Nagata’s follow-up work, thus far released in two volumes in English, continues this focus, as signaled by the title My Solo Exchange Diary. In essence, she revives a childhood tradition of writing pen-pal letters to herself: an expression of fundamental loneliness, of crafting an ersatz version of the relationships you wish you had. We return briefly to the lesbian escort agency from the previous volume, but the story deals chiefly with Nagata’s strained relationship with her family, who she moves in and out with.
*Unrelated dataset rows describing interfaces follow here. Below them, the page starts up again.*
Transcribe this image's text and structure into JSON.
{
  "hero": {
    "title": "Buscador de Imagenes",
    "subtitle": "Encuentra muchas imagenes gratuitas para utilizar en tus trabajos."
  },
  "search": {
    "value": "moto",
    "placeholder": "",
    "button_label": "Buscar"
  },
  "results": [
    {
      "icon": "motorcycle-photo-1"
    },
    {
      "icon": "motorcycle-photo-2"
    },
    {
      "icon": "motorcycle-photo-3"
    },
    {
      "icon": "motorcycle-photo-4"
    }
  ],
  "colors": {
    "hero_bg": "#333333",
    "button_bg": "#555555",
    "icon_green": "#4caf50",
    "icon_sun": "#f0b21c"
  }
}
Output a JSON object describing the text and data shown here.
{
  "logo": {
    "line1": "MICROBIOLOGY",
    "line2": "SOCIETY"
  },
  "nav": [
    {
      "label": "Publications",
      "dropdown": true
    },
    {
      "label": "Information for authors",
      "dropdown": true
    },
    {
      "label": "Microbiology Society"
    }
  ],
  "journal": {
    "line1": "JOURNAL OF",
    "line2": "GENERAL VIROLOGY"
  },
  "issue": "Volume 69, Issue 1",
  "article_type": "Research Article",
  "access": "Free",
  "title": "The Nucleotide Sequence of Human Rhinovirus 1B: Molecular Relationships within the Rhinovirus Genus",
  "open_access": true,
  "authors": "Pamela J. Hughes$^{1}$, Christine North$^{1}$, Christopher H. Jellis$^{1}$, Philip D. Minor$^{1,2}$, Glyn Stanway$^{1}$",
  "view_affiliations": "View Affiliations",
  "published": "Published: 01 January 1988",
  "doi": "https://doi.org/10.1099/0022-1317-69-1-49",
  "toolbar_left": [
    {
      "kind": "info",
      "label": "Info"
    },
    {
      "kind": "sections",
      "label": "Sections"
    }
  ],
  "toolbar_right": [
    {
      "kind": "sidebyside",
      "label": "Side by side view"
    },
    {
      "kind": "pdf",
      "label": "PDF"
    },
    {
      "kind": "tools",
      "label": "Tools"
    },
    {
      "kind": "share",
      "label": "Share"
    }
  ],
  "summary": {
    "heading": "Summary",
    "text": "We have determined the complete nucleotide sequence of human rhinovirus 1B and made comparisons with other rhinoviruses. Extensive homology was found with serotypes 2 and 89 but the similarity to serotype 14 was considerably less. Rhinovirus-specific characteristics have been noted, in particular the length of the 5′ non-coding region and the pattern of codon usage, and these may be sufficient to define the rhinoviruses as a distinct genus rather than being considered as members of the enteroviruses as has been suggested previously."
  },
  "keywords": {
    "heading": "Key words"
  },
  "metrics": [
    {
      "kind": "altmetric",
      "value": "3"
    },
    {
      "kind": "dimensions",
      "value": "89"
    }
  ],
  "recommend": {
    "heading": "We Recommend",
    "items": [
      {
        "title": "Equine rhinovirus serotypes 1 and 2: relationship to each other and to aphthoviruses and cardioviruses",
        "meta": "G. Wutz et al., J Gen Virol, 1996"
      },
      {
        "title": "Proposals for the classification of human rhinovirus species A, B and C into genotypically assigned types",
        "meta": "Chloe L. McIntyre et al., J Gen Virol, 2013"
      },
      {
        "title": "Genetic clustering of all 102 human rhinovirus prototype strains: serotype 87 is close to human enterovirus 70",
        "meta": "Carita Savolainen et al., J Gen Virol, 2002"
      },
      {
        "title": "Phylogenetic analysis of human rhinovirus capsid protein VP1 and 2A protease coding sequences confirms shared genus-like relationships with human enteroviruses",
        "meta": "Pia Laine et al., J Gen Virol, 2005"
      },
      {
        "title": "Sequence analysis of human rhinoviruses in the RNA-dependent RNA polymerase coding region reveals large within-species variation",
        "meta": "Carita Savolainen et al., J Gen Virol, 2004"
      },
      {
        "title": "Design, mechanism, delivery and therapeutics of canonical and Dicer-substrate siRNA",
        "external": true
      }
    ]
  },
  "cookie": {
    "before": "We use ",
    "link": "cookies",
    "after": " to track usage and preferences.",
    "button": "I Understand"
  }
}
I’m not someone who generally reads books to relate to them — I prefer a kind of baroque formal remove. But these books strike me to the core. Like Nagata, I’ve spent my adult life shuttling between tiny one-occupant apartments and parents’ spare bedrooms. I’ve always found human interaction somewhat baffling. As a teenager, I was diagnosed with Asperger’s syndrome, which is now just called being on the autism spectrum — although I don’t like to think of myself as autistic or disabled. I’ve also had my own struggles with depression since adolescence.

I spend a lot of time by myself, and a lot of time in my own head. Like Nagata, I’m well aware of the toxicity of my own thought processes, but find myself helplessly beholden to them. I share this disconnect she feels with other people, and the way she finds others’ thoughts and feelings utterly opaque — even friends and family.

The push-pull relationship Nagata has with her parents was also familiar to me. Her in-text persona moves in and out with her parents, torn between the desire for independence and the longing for their approval and affection. This is also a struggle I’ve had, although financial and cultural differences change the character of it somewhat. Maybe being autistic, or being depressed, or both, is constantly feeling uncomfortable with the social categories and requirements of being either a child or adult.

A casual reading of My Lesbian Experience with Loneliness could lead one to think that Nagata’s coming to grips with her own sexuality resolved her issues with anxiety and depression. What’s so valuable about My Solo Exchange Diary is that it shows how mental health is an ongoing, perhaps unending struggle. Nagata experiences some of her worst problems, including a bout of depressive alcoholism that leads to her hospitalization, after she “comes out” and has some romantic success.

The kind of celebrity confessionals we see around World Mental Health Day and similar awareness-based holidays always ring hollow to me. What do I care if Howie Mandel has depression? The rich and famous telling me it gets better doesn’t help people like me for whom it empathetically isn’t. If anything, it makes my own struggles feel alien to me, like they too have been taken over by the media like so much else. The cutesy mental health stuff you see on Twitter doesn’t appeal to me either — a cartoon character saying “you’re great and you’re going to be okay” just makes me think “if they knew me, they’d never say that.” But somehow, when Nagata Kabi shows how she struggles despite having success as a manga artist, it feels real and convincing to me.

But then again, what is the use of identification? Nagata’s work doesn’t offer me a solution to my problems — she doesn’t even have a solution to hers. Even if we’re of similar age, the gap between a white straight Canadian guy who charitably calls himself a freelance writer and a Japanese lesbian manga artist means I can’t exactly retrace her steps. (Somehow I think that visiting an escort agency wouldn’t be seen as positive a solution for me, although Chester Brown might disagree.) So what good does reading these comics and going “I feel that” do?

In the end, it does make me happier — or at least less lonely. I feel less alien, less like my thought processes are fundamentally wrong. I gain a bit of a vocabulary for talking about that strange inner circuitry. And maybe that’s all art can aspire to.